Mit gewaltigen Flossenschlägen befördern sich die bis zu 100 Tonnen schweren Atlantischen Nordkaper ( Eubalaena glacialis) kraftvoll durchs Wasser – ein paar Anhängsel fallen dabei nicht großartig ins Gewicht, könnte man meinen. Doch das ist leider nicht der Fall: Frühere Untersuchungen haben gezeigt, dass der andauernde Bremseffekt oft zum Tod der Tiere führt. Die Nordkaper sind von dieser Bedrohung besonders betroffen, da sie sich oft in von Fischern genutzten Küstenregionen aufhalten und sich entsprechend häufig etwas einfangen. Es handelt sich bei dieser Walart um eine der gefährdetsten unter den Bartenwalen. Im Gegensatz zu anderen Arten konnten sie sich nur kaum vom Gemetzel der Walfang-Ära erholen: Einst bevölkerten sie mit Bestandsdichten von geschätzten 100.000 Tieren den Nordatlantik. Heute gibt es noch rund 450 Individuen, die sich meist vor der Ostküste Nordamerikas aufhalten.

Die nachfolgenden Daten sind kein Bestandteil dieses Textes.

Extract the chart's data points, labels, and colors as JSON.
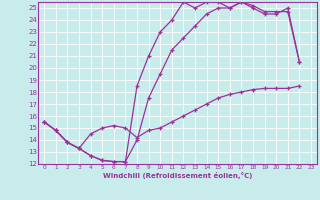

Die Meeresforscher der Woods Hole Oceanographic Institution (WHOI) setzen sich bereits seit Jahren engagiert für das Überleben der sanften Riesen ein. Dies schließt auch Aktionen ein, bei denen sie Wale von ihren lebensbedrohlichen Anhängseln befreien. Nun haben sie gezielt Experimente durchgeführt, um Informationen zu sammeln, wie hoch die Schwimmbelastung durch bestimmte Arten von Anhängseln ist. Dazu nahmen sie teils Originalgegenstände ins Schlepptau von Versuchsschiffen, die sie zuvor bei Walen entfernt hatten. Mit Messgeräten erfassten sie, wie stark die Zugbelastungen bei unterschiedlichen Geschwindigkeiten sind.
Wie stark zerrt das Zeug?
Die Ergebnisse belegten, warum Bojen und Hummerfallen im Schlepptau am schlimmsten sind: Der Wasserwiderstand beim Schwimmen kann sich verdreifachen, was für das betroffene Tiere auf Dauer natürlich katastrophale Folgen hat. Die Forscher berechneten auch, welche zusätzlichen Energiekosten typischerweise beim behinderten Schwimmen entstehen. „Verstrickte Tiere müssen manchmal das Doppelte an Energie aufwenden, um eine bestimmte Geschwindigkeit zu halten“, sagt Julie van der Hoop. Klar wurde bei den Untersuchungen auch: Ein angehängtes Seil mit einer Länge von zehn Metern hat nur relativ wenig Bremseffekt. Mit zunehmender Länge steigt er aber deutlich. Praktisch bedeutet dies: Wenn man eine Leine um 75 Prozent kürzt, kann man beispielsweise die Belastung des Tieres um 85 Prozent verringern, sagen die Forscher.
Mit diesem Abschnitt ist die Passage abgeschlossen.